By the time I was pregnant with my son, I had been a night person for the better part of a decade. I worked nights by choice, not necessity. My life was developed around my lack of any organized sleep schedule. You know (or are) the breed. Night people cannot usually tell you the accurate date, because their shifts straddle two sets of numbers. Factor in shift work, when you work every other set of days, even those lose significance. Weekends don't mean that much to many EMS people--they're just days with more traffic, or less. Unless they work to counteract it, night workers have that slight pallor that comes from a life under artificial light. They are startled by bright colors and have a hard time navigating their own primary area during the daytime because it is unfamiliar terrain to them in the sunlight.
I spent a total of 14 years on nights, 7 pm to 7 am, and it remains my preference. I just prefer the rhythm and dynamic that comes with it, even if it is murder on your health and family life. Fortunately, my husband was of the same mindset, and we prowled the nights together, a happy pair of nightcrawlers eager to go home each sunrise and sleep the day away. Our entire routine revolved around a schedule that was essentially opposite the rest of the world, and that was just fine with us.
And then I had to go and get pregnant…
After the realization of this impending major life change came the obvious question: What are we going to do for child care? My husband and I worked a matching schedule--12-hour shifts, at night. Relatives were not an option; his lived 6 hours away and mine…well, you've never met my relatives or you wouldn't be asking that question.
Good friends will always help when you need them, but what you're looking at here is long-term commitment. This is a significant task, especially if you're considering maintaining an alternative schedule.
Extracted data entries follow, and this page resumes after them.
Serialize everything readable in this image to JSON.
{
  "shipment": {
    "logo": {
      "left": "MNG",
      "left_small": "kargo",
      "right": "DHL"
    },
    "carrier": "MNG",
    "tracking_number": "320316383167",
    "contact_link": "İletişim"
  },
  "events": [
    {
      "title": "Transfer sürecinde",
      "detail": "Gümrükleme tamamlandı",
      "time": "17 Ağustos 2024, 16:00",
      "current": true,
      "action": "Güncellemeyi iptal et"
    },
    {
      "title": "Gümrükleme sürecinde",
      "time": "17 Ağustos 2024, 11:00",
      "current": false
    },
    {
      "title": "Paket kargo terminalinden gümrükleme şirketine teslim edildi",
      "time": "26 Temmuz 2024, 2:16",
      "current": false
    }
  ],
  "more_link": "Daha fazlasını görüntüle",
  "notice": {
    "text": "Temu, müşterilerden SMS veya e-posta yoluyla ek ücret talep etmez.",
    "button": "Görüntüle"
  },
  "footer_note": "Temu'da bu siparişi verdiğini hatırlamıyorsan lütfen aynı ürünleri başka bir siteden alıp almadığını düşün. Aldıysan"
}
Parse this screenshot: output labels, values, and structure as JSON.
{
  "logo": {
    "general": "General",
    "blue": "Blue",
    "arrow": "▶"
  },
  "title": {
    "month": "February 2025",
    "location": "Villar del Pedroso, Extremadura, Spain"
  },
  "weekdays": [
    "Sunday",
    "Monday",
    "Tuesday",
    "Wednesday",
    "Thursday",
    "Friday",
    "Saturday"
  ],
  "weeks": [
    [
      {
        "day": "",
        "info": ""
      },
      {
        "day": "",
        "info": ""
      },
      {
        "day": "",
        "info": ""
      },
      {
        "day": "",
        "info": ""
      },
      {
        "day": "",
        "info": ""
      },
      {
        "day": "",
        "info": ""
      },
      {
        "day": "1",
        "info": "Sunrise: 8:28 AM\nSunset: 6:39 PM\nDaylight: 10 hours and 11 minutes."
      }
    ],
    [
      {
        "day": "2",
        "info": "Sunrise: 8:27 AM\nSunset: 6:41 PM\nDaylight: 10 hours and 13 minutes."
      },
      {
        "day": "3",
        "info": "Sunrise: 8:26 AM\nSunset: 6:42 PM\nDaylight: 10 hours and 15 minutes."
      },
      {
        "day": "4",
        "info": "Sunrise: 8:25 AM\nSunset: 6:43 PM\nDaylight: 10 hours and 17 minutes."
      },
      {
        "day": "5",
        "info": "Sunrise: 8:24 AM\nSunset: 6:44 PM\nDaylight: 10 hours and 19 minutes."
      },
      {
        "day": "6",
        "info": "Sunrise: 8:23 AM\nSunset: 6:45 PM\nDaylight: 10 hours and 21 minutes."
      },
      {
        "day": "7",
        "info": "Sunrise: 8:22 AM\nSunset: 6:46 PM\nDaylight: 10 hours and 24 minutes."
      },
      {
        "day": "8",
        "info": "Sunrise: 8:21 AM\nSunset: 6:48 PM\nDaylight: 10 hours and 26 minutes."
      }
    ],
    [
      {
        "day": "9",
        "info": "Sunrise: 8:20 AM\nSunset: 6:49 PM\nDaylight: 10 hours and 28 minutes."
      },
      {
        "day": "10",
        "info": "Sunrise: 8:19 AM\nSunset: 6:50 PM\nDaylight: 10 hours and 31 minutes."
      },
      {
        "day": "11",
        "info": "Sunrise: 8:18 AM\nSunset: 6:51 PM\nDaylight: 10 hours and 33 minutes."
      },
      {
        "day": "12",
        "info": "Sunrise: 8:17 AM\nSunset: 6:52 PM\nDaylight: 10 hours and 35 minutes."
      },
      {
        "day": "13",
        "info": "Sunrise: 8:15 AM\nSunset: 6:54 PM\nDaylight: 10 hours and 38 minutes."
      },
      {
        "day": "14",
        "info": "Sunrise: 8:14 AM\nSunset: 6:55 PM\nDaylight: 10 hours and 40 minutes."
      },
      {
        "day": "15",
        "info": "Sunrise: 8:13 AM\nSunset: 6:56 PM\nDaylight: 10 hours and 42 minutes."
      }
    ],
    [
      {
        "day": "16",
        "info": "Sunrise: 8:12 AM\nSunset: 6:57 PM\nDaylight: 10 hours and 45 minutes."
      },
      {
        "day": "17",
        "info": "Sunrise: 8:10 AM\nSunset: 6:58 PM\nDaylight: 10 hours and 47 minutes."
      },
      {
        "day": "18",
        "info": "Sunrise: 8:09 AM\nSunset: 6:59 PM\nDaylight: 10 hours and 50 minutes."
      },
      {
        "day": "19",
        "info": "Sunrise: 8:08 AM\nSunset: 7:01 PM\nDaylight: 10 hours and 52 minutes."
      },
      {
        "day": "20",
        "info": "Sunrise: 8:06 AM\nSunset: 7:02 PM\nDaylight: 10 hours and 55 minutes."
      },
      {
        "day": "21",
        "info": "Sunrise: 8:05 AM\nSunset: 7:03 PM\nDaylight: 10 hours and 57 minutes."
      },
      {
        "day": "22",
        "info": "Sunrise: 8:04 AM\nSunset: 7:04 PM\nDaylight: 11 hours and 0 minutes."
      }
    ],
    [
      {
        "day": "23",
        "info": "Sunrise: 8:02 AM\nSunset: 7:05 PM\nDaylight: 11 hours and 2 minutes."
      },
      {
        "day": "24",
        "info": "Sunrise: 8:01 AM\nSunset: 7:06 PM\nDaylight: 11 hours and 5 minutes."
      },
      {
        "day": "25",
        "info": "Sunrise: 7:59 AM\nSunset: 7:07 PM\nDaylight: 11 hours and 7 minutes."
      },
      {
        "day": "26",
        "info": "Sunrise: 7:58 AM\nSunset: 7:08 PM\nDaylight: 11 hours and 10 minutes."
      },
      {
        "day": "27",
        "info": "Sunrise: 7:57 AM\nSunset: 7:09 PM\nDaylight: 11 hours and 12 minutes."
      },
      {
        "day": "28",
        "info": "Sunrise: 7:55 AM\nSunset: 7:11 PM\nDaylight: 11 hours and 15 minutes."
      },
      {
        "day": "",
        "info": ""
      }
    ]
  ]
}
There are the additional logistics of overnight arrangements, getting the baby to and from where they need to go and contingency plans for when something goes haywire. Without a formal arrangement, I'm not sure it's something that should be considered (at least if you want to keep the friendship).
Plus, I don't know about where you work, but here in the Garden State you will be hard-pressed to find a paramedic with only one job--most work at least two and in some cases three. Keeping all the schedules and availabilities balanced can be a Herculean task. It's even more fun when both of you are in the same business (see last month's article).
So what's a girl to do? Well, it's time to investigate reliable options and look for viable solutions that will not cripple you financially in the process.
How Bad Is It?
According to "Parents and the High Cost of Child Care: 2010 Update" prepared by NACCRRA (National Association of Child Care Resource & Referral Agencies), since 2000, the cost of child care has increased twice as fast as the median income of families with children. In 36 states, the average cost of center-based infant care exceeded 10% of the state's median income for a two-parent family. That's 10% of BOTH your salaries.
How Much Are We Talking Here?
- The average annual day care center cost for full-time care of an infant ranges from $4,550 (in Mississippi) to more than $18,750 (in Massachusetts).
- The average annual cost for full-time care in a family child care home for an infant ranged from more than $3,550 in South Carolina to more than $11,450 in Massachusetts.
- The average annual cost for PART-TIME care for a family child care home for a school-age child ranged from more than $1,800 in Mississippi to more than $9,400 in New York.
That's for one child.
How Does That Compare?
- Regardless of region, the average center-based child care fees for an infant exceeded the average annual amount that families spend on food.
- Center-based child care fees for an infant exceeded annual rent payments in 24 states.
- Center-based child care fees for two children (an infant and a 4-year old) exceeded annual rent and mortgage payments in 18 states.